Le remplacement du français par l’anglais est une aventure politicarde orchestrée par les islamo-baâthistes, la nouvelle génération des milices de “l’arabisation”, afin d’enterrer le dernier souffle d’ouverture parvenant à travers le français. La langue française en Algérie est une réalité historique, sur le plan culturel comme sur le plan démographique. Il y a dix millions de citoyens algériens qui utilisent cette langue dans leurs transactions économiques, culturelles, artistiques, touristiques et autres. Certes, les Algériens ont algérianisé le français !

La communauté algérienne vivant en France ou au Québec qui dépasse les cinq millions est un capital humain important, un vif pont vers l’autre, sur lequel il faut miser pour un renouvellement économique, une nouvelle Algérie plurielle et en bonne santé politique et culturelle. Nul ne peut nier que l’Algérie est le premier pays francophone après la France, même si elle n’est pas membre de l’Organisation internationale de la Francophonie.

Nul ne peut nier que les écrivains et les intellectuels algériens francophones, toutes générations confondues, créent en littérature, au cinéma, théâtre, une production exceptionnelle. Depuis la génération de Mohammed Dib, Mammeri, Kateb Yacine, en passant par Assia Djebar, Mohamed Arkoun, Rachid Mimmouni, Tahar Djaout et jusqu’à Kamel Daoud, Boualem Sansal, Salim Bachi, Anouar Benmalek, Yasmina Khadra… cette production intellectuelle, littéraire et artistique représente l’image universelle de l’Algérie.

Le français et la culture française des Lumières ne sont pas la propriété du système politique français, ils sont un patrimoine méditerranéen et universel. Le français restera notre accès à la pensée humaine à travers les belles traductions. Dans cette langue on a découvert les richesses universelles allemandes, américaines, russes, japonaises, chinoises et autres. Ceux qui combattent le français oublient que l’anglais est présent à l’école algérienne à partir de la première année du collège, et tant mieux.
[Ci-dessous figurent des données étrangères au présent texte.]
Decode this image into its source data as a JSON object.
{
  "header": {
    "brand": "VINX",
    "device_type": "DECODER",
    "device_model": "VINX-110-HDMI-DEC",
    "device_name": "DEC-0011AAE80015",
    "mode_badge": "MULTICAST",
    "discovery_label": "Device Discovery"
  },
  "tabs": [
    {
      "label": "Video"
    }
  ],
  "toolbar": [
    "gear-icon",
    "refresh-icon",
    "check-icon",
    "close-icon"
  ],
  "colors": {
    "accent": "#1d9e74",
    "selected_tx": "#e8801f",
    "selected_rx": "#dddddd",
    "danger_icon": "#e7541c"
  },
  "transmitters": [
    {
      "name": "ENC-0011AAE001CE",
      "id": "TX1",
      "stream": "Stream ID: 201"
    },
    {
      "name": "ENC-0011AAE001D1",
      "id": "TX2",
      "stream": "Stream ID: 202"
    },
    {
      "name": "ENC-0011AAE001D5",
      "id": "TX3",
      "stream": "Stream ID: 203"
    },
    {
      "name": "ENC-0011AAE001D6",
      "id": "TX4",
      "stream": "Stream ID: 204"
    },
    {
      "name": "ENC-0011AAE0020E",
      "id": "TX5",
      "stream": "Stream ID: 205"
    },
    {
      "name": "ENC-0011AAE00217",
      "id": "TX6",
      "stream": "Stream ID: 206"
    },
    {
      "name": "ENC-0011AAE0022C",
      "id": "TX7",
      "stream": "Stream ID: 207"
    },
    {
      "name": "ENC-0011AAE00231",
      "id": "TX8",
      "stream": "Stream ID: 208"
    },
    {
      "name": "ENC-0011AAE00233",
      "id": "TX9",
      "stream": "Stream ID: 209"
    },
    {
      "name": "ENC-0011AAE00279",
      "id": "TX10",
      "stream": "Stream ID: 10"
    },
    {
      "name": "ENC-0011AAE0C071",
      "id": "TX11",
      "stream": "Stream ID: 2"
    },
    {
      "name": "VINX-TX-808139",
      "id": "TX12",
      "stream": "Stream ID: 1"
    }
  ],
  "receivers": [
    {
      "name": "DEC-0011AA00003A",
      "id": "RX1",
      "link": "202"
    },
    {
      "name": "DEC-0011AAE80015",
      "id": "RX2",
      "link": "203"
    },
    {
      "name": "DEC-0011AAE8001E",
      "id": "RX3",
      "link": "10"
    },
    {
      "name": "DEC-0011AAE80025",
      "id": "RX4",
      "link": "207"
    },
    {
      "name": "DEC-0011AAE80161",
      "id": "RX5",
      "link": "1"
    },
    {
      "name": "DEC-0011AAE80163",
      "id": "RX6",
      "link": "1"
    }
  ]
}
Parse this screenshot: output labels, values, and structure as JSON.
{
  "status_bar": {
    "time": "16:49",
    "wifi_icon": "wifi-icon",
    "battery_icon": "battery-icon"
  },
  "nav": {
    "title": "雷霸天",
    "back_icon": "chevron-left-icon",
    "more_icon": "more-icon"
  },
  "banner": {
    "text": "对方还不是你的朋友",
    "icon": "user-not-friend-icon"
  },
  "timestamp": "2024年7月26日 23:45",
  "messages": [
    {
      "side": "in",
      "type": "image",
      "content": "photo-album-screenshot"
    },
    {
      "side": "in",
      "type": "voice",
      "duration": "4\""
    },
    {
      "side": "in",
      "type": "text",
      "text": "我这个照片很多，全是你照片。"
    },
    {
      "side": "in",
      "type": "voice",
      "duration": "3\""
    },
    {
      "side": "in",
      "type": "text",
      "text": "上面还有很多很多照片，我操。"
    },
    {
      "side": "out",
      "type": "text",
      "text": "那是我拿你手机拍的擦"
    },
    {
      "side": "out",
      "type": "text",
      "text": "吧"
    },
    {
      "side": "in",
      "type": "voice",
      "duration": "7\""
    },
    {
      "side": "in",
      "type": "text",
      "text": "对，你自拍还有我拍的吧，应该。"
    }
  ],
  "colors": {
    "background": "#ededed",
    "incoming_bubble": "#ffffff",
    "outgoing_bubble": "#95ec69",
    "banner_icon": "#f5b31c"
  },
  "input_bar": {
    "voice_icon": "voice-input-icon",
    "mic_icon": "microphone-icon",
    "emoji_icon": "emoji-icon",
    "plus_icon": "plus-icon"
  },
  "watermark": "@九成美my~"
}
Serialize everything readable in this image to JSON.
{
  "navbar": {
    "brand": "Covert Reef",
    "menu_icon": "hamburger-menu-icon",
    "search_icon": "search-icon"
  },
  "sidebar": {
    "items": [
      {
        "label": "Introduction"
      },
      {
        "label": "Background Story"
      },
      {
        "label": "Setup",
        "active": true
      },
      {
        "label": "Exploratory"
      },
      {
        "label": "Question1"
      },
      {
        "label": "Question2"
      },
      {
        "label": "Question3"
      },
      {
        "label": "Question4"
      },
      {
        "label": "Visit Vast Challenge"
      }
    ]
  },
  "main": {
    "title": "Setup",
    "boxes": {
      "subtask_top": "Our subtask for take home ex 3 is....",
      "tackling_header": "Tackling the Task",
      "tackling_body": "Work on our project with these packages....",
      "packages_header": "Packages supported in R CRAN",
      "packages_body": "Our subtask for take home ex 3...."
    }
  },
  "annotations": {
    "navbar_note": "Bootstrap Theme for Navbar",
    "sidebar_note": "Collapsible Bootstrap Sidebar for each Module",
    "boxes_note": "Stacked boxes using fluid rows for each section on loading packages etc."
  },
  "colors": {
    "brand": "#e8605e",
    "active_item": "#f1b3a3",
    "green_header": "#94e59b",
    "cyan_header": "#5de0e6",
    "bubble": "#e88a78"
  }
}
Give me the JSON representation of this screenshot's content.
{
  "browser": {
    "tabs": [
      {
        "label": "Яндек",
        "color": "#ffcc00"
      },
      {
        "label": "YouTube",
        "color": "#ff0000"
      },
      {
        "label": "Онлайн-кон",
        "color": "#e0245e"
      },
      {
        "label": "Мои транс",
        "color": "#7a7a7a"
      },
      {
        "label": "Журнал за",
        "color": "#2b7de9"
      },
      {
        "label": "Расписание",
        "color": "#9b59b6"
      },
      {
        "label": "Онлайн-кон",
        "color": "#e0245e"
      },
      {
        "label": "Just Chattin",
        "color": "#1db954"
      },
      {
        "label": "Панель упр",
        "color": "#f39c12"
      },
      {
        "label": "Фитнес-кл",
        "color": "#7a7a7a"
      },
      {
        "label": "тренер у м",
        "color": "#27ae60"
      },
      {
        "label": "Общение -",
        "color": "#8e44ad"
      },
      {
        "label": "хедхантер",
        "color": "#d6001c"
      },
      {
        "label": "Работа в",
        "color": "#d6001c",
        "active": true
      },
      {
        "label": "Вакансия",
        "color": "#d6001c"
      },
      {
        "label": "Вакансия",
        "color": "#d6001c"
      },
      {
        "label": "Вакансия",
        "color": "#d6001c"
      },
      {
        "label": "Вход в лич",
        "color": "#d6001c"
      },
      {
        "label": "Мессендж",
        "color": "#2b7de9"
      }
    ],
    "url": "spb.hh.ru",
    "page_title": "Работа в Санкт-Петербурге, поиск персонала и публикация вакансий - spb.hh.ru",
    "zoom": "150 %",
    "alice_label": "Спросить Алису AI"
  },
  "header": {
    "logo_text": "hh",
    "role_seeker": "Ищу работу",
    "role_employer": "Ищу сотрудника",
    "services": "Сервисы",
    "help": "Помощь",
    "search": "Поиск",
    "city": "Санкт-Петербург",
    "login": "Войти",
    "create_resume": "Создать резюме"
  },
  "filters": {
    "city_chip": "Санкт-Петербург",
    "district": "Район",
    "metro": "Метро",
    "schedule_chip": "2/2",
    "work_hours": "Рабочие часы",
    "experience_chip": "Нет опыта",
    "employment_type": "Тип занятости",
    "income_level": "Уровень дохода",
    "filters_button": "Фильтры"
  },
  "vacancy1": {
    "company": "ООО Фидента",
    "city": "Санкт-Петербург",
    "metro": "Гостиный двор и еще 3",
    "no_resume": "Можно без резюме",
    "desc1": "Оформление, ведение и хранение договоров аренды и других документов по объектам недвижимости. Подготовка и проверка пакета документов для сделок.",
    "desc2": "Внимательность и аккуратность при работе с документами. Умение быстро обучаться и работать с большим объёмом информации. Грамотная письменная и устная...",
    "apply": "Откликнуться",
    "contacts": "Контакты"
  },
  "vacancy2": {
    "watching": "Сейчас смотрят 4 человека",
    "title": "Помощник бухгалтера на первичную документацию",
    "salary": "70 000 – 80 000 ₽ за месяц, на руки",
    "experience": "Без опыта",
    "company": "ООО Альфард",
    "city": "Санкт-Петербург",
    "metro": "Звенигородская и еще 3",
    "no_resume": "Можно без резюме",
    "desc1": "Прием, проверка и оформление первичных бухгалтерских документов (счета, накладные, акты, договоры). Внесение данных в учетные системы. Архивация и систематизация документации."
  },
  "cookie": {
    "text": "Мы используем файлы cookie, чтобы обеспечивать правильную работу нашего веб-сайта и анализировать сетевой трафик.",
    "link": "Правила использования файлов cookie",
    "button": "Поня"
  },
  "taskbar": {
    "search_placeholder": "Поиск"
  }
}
Les partisans de l’enseignement de l’anglais ne cessent de scander que le français est la langue de la colonisation, oubliant que l’anglais est la langue de l’impérialisme américain qui a détruit l’Irak et dévasté la Syrie, qui a déclaré Jérusalem capitale d’Israël malgré l’opposition de l’ensemble des pays de l’Union européenne, y compris la France. L’Algérie d’aujourd’hui n’est pas une colonie française, elle est une colonie de sous-développement, de la corruption et des corrompus.